The castle itself is majestic and imposing, particularly when one thinks of the atrocities committed to the residents of Barcelona in the early 20th century who were marched up to Montjuic castle never to return to their loved ones down below. This was at a time when anarchists, communists and fascists wrestled for power and the ruling party could change on a weekly basis almost. Turning back to the city, the pink and white rooftops looked brilliant in the late afternoon sunshine between a pastel blue sky and lush green foliage of the park and tress on the hillside.
Montjuic rapidly became my favourite part of Barcelona thus far as we rambled through the Jardins to the 1992 Olympic Park. The stadium was spectacular and despite being 86 years old now, was still in better shape than the London 2012 Olympic stadium at the time of writing! The plaza and fountains outside were grand indeed, especially given the backdrop of the entire city laid out in the distance. We followed the route of the old Montjuic Formula One circuit and dropped down the hill past the spectacular Museu Nacional d’Art de Catalunya where Jodes managed to take the shot of Barcelona she had been obsessing over. From here we walked to the Poble Sec district and had a beer before dinner at Elche where Jodes had booked a table for my birthday. They have made paella there since 1959 and boy was it good – the prawns and mussels were sublime. To my surprise they brought out an amazing chocolate dessert with ice cream and candles that read ’26’ whilst the whole restaurant sang me happy birthday! It was the perfect evening.

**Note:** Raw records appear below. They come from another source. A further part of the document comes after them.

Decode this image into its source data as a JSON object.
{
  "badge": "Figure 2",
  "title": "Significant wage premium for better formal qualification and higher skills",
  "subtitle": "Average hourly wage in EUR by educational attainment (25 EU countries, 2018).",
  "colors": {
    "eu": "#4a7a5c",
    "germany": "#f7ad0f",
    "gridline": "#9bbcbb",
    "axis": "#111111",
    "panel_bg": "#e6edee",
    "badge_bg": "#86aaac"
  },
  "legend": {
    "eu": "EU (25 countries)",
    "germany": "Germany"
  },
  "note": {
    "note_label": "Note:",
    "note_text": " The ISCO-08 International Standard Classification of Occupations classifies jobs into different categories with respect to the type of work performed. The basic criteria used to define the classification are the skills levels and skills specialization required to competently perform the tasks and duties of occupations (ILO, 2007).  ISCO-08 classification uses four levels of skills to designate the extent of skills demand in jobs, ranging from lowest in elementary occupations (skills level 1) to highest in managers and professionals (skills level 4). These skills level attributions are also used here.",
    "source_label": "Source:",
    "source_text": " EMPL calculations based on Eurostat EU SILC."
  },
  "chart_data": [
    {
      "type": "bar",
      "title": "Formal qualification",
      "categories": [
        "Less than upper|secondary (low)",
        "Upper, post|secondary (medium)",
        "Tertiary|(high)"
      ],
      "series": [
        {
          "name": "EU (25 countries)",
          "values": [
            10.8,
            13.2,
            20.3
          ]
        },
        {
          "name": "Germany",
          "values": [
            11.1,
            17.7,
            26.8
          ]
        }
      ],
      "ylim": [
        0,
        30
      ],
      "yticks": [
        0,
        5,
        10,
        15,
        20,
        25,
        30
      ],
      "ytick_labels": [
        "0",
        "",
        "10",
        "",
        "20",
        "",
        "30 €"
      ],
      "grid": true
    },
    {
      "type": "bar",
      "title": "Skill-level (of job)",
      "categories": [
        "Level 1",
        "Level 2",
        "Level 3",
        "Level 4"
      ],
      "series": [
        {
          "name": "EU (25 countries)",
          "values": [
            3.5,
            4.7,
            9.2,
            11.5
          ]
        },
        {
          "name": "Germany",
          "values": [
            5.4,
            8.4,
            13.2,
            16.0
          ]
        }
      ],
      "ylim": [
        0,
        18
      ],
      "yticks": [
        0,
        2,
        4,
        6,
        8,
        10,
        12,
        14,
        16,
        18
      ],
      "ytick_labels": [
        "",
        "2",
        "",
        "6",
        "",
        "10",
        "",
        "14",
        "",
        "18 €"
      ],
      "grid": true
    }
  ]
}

By the time we left however, we were running late to make the last showing of La Font Magica, the magical fountains and light show. Sprinting to the steps of the Museu Nacional d’Art we made it in time to see them from afar but chose to sprint further, off the main pathway down a dark hillside track to the bottom. We made it there just as they were finishing, delighted, frustrated, with a couple of blisters and adamant that we would come back later in the trip.